In his words, the former junior athlete had become a "pisspot party animal" at university and beyond. But then he turned his life around at 24, after watching his contemporaries race at the Melbourne Commonwealth Games in 2006 and realising what he was missing.
Five years later, St Lawrence is 20kg lighter and on the fast track to his first Olympics in London next year. He could earn his place in the team as early as tonight, when he defends the national 10,000m championship against the likes of Craig Mottram at the Zatopek meet in Melbourne.
But the transformation did not come easily or quickly, which puts St Lawrence in the ideal position to advise others who have fallen into a sedentary lifestyle and want to regain some of the fitness of their youth.
"I'd been pretty inactive for quite a long time but I'd studied exercise science and been an avid fan of running, so I kind of knew the level I needed to get to, but I was a long way from that," St Lawrence recalled this week.
He began his campaign by taking a hard look at his diet, concluding that he needed to put the right fuel into his body before he could expect it to perform for him.
"I did a diet overhaul - started trying to eat mostly fresh fruit and vegies, good carbs, smaller meals, trying to cut out takeaways.
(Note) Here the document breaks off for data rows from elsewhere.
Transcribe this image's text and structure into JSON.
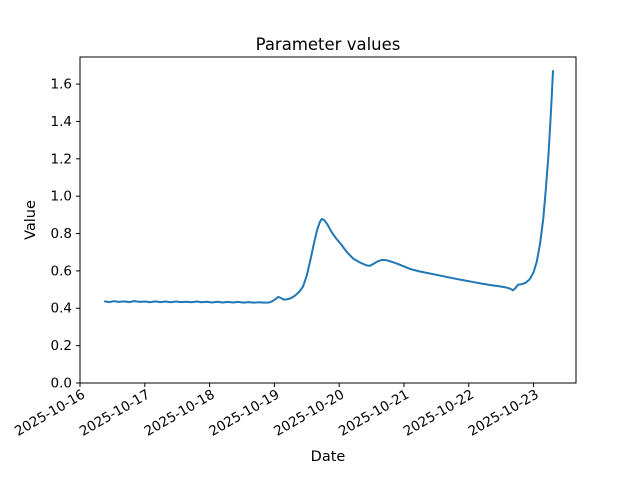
{
  "chart_data": {
    "type": "line",
    "title": "Parameter values",
    "xlabel": "Date",
    "ylabel": "Value",
    "grid": false,
    "legend": "none",
    "x_axis": {
      "tick_labels": [
        "2025-10-16",
        "2025-10-17",
        "2025-10-18",
        "2025-10-19",
        "2025-10-20",
        "2025-10-21",
        "2025-10-22",
        "2025-10-23"
      ],
      "tick_positions_days": [
        0,
        1,
        2,
        3,
        4,
        5,
        6,
        7
      ],
      "range_days": [
        0,
        7.655
      ],
      "tick_rotation_deg": 30
    },
    "y_axis": {
      "ticks": [
        0.0,
        0.2,
        0.4,
        0.6,
        0.8,
        1.0,
        1.2,
        1.4,
        1.6
      ],
      "range": [
        0,
        1.745
      ],
      "tick_format_decimals": 1
    },
    "series": [
      {
        "name": "Value",
        "color": "#1f77b4",
        "points": [
          [
            0.386,
            0.437
          ],
          [
            0.45,
            0.433
          ],
          [
            0.52,
            0.438
          ],
          [
            0.6,
            0.434
          ],
          [
            0.68,
            0.437
          ],
          [
            0.76,
            0.433
          ],
          [
            0.84,
            0.438
          ],
          [
            0.92,
            0.434
          ],
          [
            1.0,
            0.436
          ],
          [
            1.08,
            0.432
          ],
          [
            1.16,
            0.437
          ],
          [
            1.24,
            0.433
          ],
          [
            1.32,
            0.436
          ],
          [
            1.4,
            0.432
          ],
          [
            1.48,
            0.436
          ],
          [
            1.56,
            0.433
          ],
          [
            1.64,
            0.435
          ],
          [
            1.72,
            0.432
          ],
          [
            1.8,
            0.436
          ],
          [
            1.88,
            0.432
          ],
          [
            1.96,
            0.435
          ],
          [
            2.04,
            0.431
          ],
          [
            2.12,
            0.435
          ],
          [
            2.2,
            0.431
          ],
          [
            2.28,
            0.434
          ],
          [
            2.36,
            0.431
          ],
          [
            2.44,
            0.434
          ],
          [
            2.52,
            0.43
          ],
          [
            2.6,
            0.433
          ],
          [
            2.68,
            0.43
          ],
          [
            2.76,
            0.432
          ],
          [
            2.84,
            0.43
          ],
          [
            2.92,
            0.431
          ],
          [
            2.97,
            0.438
          ],
          [
            3.02,
            0.45
          ],
          [
            3.06,
            0.461
          ],
          [
            3.1,
            0.455
          ],
          [
            3.15,
            0.446
          ],
          [
            3.2,
            0.448
          ],
          [
            3.26,
            0.455
          ],
          [
            3.32,
            0.468
          ],
          [
            3.38,
            0.487
          ],
          [
            3.44,
            0.515
          ],
          [
            3.5,
            0.575
          ],
          [
            3.56,
            0.665
          ],
          [
            3.62,
            0.762
          ],
          [
            3.66,
            0.82
          ],
          [
            3.7,
            0.86
          ],
          [
            3.73,
            0.878
          ],
          [
            3.77,
            0.872
          ],
          [
            3.82,
            0.848
          ],
          [
            3.88,
            0.81
          ],
          [
            3.95,
            0.775
          ],
          [
            4.03,
            0.742
          ],
          [
            4.12,
            0.7
          ],
          [
            4.22,
            0.665
          ],
          [
            4.32,
            0.645
          ],
          [
            4.42,
            0.63
          ],
          [
            4.47,
            0.627
          ],
          [
            4.53,
            0.638
          ],
          [
            4.6,
            0.652
          ],
          [
            4.66,
            0.659
          ],
          [
            4.72,
            0.658
          ],
          [
            4.8,
            0.65
          ],
          [
            4.9,
            0.638
          ],
          [
            5.0,
            0.624
          ],
          [
            5.1,
            0.61
          ],
          [
            5.22,
            0.599
          ],
          [
            5.36,
            0.589
          ],
          [
            5.5,
            0.579
          ],
          [
            5.64,
            0.569
          ],
          [
            5.78,
            0.559
          ],
          [
            5.92,
            0.55
          ],
          [
            6.06,
            0.541
          ],
          [
            6.2,
            0.532
          ],
          [
            6.34,
            0.524
          ],
          [
            6.48,
            0.517
          ],
          [
            6.58,
            0.511
          ],
          [
            6.64,
            0.505
          ],
          [
            6.68,
            0.496
          ],
          [
            6.72,
            0.508
          ],
          [
            6.76,
            0.526
          ],
          [
            6.82,
            0.529
          ],
          [
            6.88,
            0.537
          ],
          [
            6.94,
            0.555
          ],
          [
            7.0,
            0.592
          ],
          [
            7.05,
            0.65
          ],
          [
            7.1,
            0.745
          ],
          [
            7.15,
            0.88
          ],
          [
            7.19,
            1.04
          ],
          [
            7.23,
            1.22
          ],
          [
            7.26,
            1.4
          ],
          [
            7.28,
            1.53
          ],
          [
            7.3,
            1.67
          ]
        ]
      }
    ]
  }
}
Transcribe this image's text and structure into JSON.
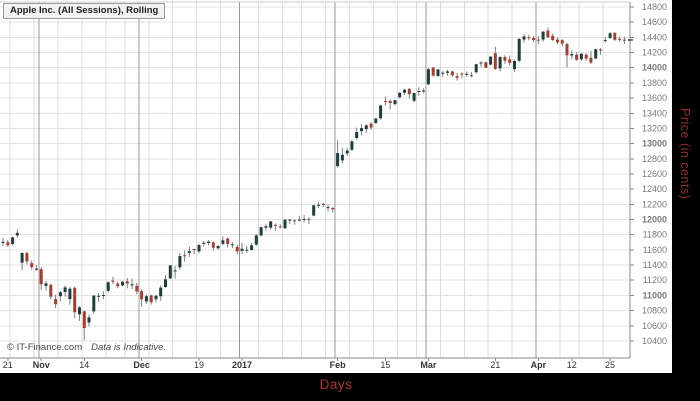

That was the initial thing," he said.
"There's only so much the body can do running-wise coming from being completely sedentary, so I started fixing up my diet, and was running just a couple of times a week to begin with.
"And I bought myself a mountain bike and started riding places rather than driving."
St Lawrence began from "absolute scratch" with just two half-hour runs a week, covering four to five kilometres (he will run 10km at more than twice that pace tonight).
"It took a couple of months for my body to adapt and start shedding the pounds and being able to put up with the extra running," he said.
"Early on, I jumped in a bit too quickly and tried to do some hill repetitions (in the Blue Mountains, west of Sydney, where he lived) and I got through two of them and was on the ground throwing up and I got a migraine afterwards that lasted for hours.
"My body really wasn't ready for that high-intensity exercise. But I got up to running every second day. I had a little rule with myself that if I hadn't run yesterday, then I had to run today. I found that was a good little mind-trick.
"In the days I wasn't running, I was riding. They say you shouldn't increase the kilometres by more than 10 per cent a week, so it was just a gradual build-up."
However, the bigger challenge for St Lawrence was resisting the temptations of the party crowd who had become his social circle in his hard-drinking days.
"Initially I found it really hard not to go out drinking and to get to bed at a reasonable hour, just because of the friends I had," he said.
"So I started telling my friends what I was trying to do, and tried to get them to understand it wasn't anything personal. It wasn't that I didn't want to have a beer with them, I just didn't want to have beer. I'd be out with my friends and almost shaking because I didn't know what to do with my hands.
"If I was going out, I set myself a four-beer limit, and I would try to be home by midnight. I'd have a couple of really good weeks, and then I'd have a blowout on a weekend. But slowly those blowouts happened less often, and my friends started to understand."
At the end of the 2006, after months working on his fitness, St Lawrence joined the Sydney training squad of coach Sean Williams - and that was a turning point.
"That's when running became part of my social life," he said.
"I would run with the squad four times a week, and sometimes we'd go out for dinner afterwards.
"In that squad, I was getting fitter, I was starting to drop the weight and I actually started to feel like a runner, rather than a pisshead party animal. It really helped to be around people who had similar goals."
It took him a full year of "false starts, and then a few good weeks, and then a blowout" to completely transform his lifestyle.
But four years after watching his former junior rivals compete for Australia in Melbourne, St Lawrence was at the Commonwealth Games himself, competing in the 5000m in Delhi.
This year he cracked the Australian 10,000m record in the US, setting a new benchmark of 27min 24.95sec, which puts him among the fastest 10 men in the world.
His 2006 self wouldn't recognise him.